Similarly, George Lamb, the director of cloud and software modernization in the Pentagon’s Office of the Chief Information Officer (CIO), said that addressing legacy systems first comes down to “culture.”
Lamb explained that the Department of Defense – which the Trump administration has rebranded to Department of War – issued a report this year titled, “The State of DevSecOps.”
In conducting the report, Lamb said the department realized that “the technology is amazing … but we’re still getting programs that don’t modernize.”
“The thing when we peel back is, at the end of the day, it’s the culture around it, it’s the business operations, it’s the program managers that don’t understand what their customers are,” Lamb explained. “It’s the testing community that doesn’t realize that they have to test before the system is done, and not after the system is done. So, the cultural challenges, I think, are the biggest lessons.”
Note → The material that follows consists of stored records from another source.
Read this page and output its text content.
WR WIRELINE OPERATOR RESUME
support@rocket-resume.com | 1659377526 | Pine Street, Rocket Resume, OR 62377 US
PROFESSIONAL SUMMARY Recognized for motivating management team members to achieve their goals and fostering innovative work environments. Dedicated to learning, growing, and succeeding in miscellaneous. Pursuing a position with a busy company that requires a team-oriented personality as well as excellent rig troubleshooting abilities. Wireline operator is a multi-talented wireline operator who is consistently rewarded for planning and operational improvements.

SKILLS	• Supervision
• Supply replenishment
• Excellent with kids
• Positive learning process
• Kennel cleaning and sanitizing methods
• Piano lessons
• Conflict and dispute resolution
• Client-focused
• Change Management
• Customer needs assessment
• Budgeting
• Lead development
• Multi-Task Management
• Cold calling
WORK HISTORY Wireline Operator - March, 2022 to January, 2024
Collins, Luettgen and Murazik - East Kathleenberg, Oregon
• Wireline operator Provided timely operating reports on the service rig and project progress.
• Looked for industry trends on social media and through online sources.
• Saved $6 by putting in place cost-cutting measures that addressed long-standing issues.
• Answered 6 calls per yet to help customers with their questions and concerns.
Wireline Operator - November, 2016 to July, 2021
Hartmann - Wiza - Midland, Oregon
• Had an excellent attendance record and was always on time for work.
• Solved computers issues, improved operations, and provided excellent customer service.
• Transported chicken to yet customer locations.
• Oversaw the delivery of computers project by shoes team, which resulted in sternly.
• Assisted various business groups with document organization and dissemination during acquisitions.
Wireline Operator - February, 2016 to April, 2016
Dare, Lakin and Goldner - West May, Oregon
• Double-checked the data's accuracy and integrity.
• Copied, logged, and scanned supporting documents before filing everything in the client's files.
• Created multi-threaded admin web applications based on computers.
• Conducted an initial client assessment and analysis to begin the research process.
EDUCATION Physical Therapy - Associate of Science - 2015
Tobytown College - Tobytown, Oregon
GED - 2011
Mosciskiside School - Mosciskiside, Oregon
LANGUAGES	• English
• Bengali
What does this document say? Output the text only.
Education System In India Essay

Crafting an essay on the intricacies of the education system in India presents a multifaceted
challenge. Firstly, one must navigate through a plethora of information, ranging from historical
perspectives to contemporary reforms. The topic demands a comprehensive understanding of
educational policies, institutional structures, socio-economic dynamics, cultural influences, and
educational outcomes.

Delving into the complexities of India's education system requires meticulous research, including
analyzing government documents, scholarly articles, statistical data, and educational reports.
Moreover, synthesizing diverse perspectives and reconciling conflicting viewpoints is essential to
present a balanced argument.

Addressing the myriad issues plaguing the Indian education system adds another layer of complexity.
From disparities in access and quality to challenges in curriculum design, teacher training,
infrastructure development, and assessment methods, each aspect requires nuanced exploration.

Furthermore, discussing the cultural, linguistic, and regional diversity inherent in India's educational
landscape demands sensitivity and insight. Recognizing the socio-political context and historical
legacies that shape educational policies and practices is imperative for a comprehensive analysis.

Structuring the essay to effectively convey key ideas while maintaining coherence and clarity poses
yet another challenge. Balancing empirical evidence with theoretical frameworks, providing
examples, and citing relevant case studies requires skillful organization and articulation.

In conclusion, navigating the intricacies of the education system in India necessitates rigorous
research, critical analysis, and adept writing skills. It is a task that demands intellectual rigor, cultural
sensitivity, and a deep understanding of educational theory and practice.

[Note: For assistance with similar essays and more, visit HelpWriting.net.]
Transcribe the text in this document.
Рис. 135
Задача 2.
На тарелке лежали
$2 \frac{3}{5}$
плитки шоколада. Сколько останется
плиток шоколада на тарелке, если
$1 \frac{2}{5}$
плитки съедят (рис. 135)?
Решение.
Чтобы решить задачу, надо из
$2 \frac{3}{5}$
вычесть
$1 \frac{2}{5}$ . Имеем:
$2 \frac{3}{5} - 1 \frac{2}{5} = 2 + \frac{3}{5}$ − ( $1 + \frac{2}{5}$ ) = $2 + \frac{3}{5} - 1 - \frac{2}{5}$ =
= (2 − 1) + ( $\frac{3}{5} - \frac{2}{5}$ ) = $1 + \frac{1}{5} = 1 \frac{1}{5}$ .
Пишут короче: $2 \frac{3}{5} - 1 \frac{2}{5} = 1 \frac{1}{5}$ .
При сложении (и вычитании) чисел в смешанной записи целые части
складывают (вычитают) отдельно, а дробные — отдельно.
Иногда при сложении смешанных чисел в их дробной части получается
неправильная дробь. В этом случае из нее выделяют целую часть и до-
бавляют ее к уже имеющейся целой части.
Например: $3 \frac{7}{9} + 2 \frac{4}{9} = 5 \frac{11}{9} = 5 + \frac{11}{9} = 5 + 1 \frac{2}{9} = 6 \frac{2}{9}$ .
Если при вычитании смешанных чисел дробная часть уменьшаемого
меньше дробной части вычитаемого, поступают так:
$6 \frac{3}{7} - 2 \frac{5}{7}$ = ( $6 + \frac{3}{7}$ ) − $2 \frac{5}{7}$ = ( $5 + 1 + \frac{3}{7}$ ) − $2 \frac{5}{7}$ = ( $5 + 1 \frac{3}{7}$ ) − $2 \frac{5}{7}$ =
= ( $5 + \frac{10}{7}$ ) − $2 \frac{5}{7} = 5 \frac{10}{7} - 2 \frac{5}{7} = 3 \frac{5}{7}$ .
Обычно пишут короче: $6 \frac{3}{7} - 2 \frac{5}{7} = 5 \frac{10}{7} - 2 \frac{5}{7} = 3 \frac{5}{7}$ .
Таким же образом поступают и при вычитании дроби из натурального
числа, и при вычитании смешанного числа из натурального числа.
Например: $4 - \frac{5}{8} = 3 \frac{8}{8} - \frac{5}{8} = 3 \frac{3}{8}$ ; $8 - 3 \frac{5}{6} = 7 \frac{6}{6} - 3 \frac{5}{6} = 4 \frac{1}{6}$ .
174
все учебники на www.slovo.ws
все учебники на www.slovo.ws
Josh Reiter, the CTO of the Pentagon’s All-domain Anomaly Resolution Office (AARO), also underscored the importance of user input when modernizing legacy systems.
He pointed to scenarios where agencies invest millions of dollars to upgrade IT systems “so that you can more efficiently print things out and put them in blue folders” – instead of taking the opportunity to “modernize your process.”
“The red flag there is when your CIO or your CISO talks about digital modernization as opposed to modernization,” Reiter said. “It’s just modernization … you have an opportunity to transform the process and make everyone’s life better, or at least less bad.”
“The biggest thing, I think, is the opportunity, and in some cases, the necessity, for user input and process improvement in tandem with upgrading your legacy service,” he said.